I was trying to describe that feeling...

I was trying to describe that feeling the other day.  The one that you get after a laughing fit and you can still feel the laughter in your body.  A hangover.  A laughter hangover.  It's fleeting, but you can still feel it so strongly.  Whoever or whatever it was that thrust you into this fit has since past, but your stomach is still a little tense, there is still a smile on your face, and maybe a tear still in the corner of your eye.  Everything is ok and you're happy.

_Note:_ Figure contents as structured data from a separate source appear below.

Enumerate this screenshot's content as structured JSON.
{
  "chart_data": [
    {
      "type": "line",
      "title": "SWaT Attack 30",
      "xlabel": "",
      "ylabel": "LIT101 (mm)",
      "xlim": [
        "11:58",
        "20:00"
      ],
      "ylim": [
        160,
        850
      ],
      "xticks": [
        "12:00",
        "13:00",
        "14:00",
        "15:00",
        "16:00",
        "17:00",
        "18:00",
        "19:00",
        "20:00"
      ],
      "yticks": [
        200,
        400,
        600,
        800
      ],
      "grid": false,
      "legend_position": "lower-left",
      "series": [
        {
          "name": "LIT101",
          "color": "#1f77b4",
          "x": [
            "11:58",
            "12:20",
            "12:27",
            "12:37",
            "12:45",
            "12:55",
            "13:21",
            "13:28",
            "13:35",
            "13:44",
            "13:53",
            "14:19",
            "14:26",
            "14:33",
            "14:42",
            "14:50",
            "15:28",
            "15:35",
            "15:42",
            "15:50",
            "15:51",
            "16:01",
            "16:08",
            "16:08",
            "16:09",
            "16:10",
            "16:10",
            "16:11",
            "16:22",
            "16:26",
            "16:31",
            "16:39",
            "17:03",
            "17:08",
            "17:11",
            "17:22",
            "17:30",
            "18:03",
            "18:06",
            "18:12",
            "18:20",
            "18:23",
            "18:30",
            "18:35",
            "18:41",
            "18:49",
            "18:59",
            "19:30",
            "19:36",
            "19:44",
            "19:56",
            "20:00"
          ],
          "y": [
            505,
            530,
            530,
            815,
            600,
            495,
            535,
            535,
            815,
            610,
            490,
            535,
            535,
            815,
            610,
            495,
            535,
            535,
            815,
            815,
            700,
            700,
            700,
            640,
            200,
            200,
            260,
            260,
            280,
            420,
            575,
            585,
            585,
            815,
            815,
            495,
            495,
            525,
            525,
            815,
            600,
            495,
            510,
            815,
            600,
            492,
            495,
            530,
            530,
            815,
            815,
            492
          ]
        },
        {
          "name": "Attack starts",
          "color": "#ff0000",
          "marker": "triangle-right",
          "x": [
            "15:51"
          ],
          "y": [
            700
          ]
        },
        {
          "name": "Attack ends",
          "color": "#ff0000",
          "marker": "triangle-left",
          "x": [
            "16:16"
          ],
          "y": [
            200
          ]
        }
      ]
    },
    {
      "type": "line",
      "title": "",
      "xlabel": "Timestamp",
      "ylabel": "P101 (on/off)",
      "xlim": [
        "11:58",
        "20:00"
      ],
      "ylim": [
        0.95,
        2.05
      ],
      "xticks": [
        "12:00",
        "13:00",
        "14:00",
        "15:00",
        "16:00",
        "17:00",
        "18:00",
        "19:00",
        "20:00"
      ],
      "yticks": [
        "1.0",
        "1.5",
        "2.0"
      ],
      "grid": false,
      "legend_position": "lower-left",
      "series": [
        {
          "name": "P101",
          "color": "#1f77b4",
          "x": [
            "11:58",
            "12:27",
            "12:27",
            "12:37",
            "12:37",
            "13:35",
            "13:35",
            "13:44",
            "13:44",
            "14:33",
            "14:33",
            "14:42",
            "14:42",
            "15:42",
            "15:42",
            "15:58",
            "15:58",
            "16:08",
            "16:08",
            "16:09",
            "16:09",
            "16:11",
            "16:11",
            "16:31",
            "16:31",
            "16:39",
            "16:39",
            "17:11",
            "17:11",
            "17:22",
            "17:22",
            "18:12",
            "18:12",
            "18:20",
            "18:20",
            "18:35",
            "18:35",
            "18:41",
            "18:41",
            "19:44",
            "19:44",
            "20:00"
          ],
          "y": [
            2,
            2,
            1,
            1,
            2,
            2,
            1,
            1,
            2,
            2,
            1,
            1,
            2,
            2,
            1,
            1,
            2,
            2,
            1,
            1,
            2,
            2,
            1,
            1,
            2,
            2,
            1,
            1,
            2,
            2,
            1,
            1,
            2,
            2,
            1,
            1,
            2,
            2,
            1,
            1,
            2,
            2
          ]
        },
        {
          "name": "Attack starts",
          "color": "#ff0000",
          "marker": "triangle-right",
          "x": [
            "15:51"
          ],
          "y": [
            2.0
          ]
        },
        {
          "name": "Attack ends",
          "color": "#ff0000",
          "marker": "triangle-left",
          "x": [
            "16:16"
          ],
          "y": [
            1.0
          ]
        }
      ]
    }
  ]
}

This feeling doesn't even last a second but it still feels so important.  It's funny that we strive so boldly, and put so much effort into leaving darkness behind, but we allow joy to have it's own agenda.  I want to reverse that.  I'm sure we can all remember a time that we fought and fought for some sort cobweb to just, leave.  It's impossible to focus on anything and all we can do is scramble around the room trying every light switch in an attempt to turn the lights back on.  But how many times have we done that with the light.  Rarely have I found myself laying on the floor, staring at the ceiling, wondering whyyyy is it, that this joy just won't. go. away...
Are we just assuming that it's supposed to be this way?  That we are supposed to figure out exactly why it is that we are feeling one way before we can feel another.  That by remaining loyal to our feelings we are remaining loyal to ourselves.  Just me then?

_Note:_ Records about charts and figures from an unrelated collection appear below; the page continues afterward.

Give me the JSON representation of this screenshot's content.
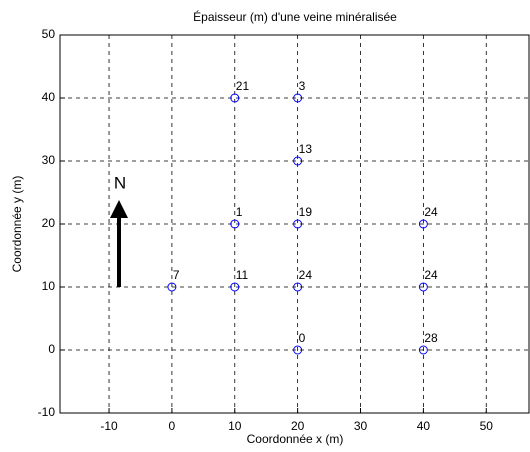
{
  "chart_data": {
    "type": "scatter",
    "title": "Épaisseur (m) d'une veine minéralisée",
    "xlabel": "Coordonnée x (m)",
    "ylabel": "Coordonnée y (m)",
    "x": [
      10,
      20,
      20,
      10,
      20,
      40,
      0,
      10,
      20,
      40,
      20,
      40
    ],
    "y": [
      40,
      40,
      30,
      20,
      20,
      20,
      10,
      10,
      10,
      10,
      0,
      0
    ],
    "values": [
      21,
      3,
      13,
      1,
      19,
      24,
      7,
      11,
      24,
      24,
      0,
      28
    ],
    "color": "#0000ff",
    "xlim": [
      -17.8,
      56.8
    ],
    "xticks": [
      -10,
      0,
      10,
      20,
      30,
      40,
      50
    ],
    "ylim": [
      -10,
      50
    ],
    "yticks": [
      -10,
      0,
      10,
      20,
      30,
      40,
      50
    ],
    "grid": true,
    "annotation": "N"
  }
}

I was reading about something the other day called 'negativity bias', which refers to the notion that, even when of equal intensity, things of a more negative nature (e.g. unpleasant thoughts, emotions, or social interactions; harmful/traumatic events) have a greater effect on one’s psychological state and process than neutral or positive things.  I’ve heard that it takes up to five positive interactions to overcome one negative one. What a fight, huh?  Is this only because we allow it though?  We allow the negativity to run its course on our bodies, but we’re so quick to accept that positivity and joy are brief and fleeting. We sit with darkness, just to ‘feel something’ but allow the light to pass as if it were obligatory. Just imagine a world where the opposite we’re true.  A world where positivity and negativity switched roles. Instead of mistrust, we feel overwhelmed by permission. Or instead of lost, we feel capable.

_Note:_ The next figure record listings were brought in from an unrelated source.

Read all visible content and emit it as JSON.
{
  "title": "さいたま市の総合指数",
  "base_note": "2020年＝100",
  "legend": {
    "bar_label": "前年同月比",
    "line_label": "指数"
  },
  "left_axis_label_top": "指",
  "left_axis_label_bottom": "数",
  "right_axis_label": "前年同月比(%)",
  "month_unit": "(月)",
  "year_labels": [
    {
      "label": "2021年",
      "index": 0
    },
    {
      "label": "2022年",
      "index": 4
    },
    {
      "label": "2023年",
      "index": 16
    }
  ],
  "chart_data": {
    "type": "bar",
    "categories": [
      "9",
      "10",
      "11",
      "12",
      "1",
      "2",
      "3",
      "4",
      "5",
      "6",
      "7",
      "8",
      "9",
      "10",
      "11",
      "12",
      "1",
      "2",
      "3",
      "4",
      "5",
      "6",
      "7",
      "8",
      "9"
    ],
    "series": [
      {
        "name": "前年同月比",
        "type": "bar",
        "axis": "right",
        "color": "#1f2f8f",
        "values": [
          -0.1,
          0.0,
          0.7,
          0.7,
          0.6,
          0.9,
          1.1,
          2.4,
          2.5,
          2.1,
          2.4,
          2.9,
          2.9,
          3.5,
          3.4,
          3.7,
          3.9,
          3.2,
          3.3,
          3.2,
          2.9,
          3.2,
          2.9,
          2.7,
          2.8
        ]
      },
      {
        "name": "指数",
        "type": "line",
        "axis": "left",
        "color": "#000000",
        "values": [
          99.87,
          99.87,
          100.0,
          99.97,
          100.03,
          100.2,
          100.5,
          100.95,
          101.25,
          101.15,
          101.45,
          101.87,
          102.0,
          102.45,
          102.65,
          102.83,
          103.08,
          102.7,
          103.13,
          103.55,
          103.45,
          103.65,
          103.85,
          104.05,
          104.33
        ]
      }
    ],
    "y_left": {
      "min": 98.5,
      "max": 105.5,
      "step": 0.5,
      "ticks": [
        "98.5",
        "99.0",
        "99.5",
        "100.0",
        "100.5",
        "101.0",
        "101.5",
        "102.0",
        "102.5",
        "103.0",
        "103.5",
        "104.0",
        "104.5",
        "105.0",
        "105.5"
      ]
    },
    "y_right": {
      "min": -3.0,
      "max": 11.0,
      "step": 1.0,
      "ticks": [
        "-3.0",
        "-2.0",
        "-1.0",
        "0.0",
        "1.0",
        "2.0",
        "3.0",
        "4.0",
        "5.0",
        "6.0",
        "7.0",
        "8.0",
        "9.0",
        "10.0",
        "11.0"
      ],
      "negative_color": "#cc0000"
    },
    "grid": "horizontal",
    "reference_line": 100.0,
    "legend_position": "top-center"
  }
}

It sounds a little hippie dippie, but I'm pretty sure our bodies are just vessels.  We ask a lot of them.  And sometimes put a pretty harsh stimulus on them.  We force them to do things that they 'should' enjoy.  And use our minds to pull them away from things that they are calling out for.  Some of my favorite lines from a Mary Oliver poem:
You do not have to be good.
You do not have to walk on your knees
for a hundred miles through the desert repenting.
You only have to let the soft animal of your body
love what it loves.

Let the soft animal of your body..  I think some of us get caught up in negativity because we think it's the only way we can feel.  Laying on the ground wondering why is only one way to feel, true.  But, I think it's time to open our minds and bodies to alternative ways of feeling.  In my opinion, feeling is not an active process.  Listen to Mary Oliver.  Allow her permission to wash over you the way that emotions do.  That. is feeling.

How do permission for feeling and negativity bias relate, you ask?  Slow down and allow yourself to feel, but be conscious of negativity bias and instead choose to attach yourself to the overwhelming positivity that radiates and pulses the same way negativity does. Bank your laughter hangovers and bring them out again on a rainy day.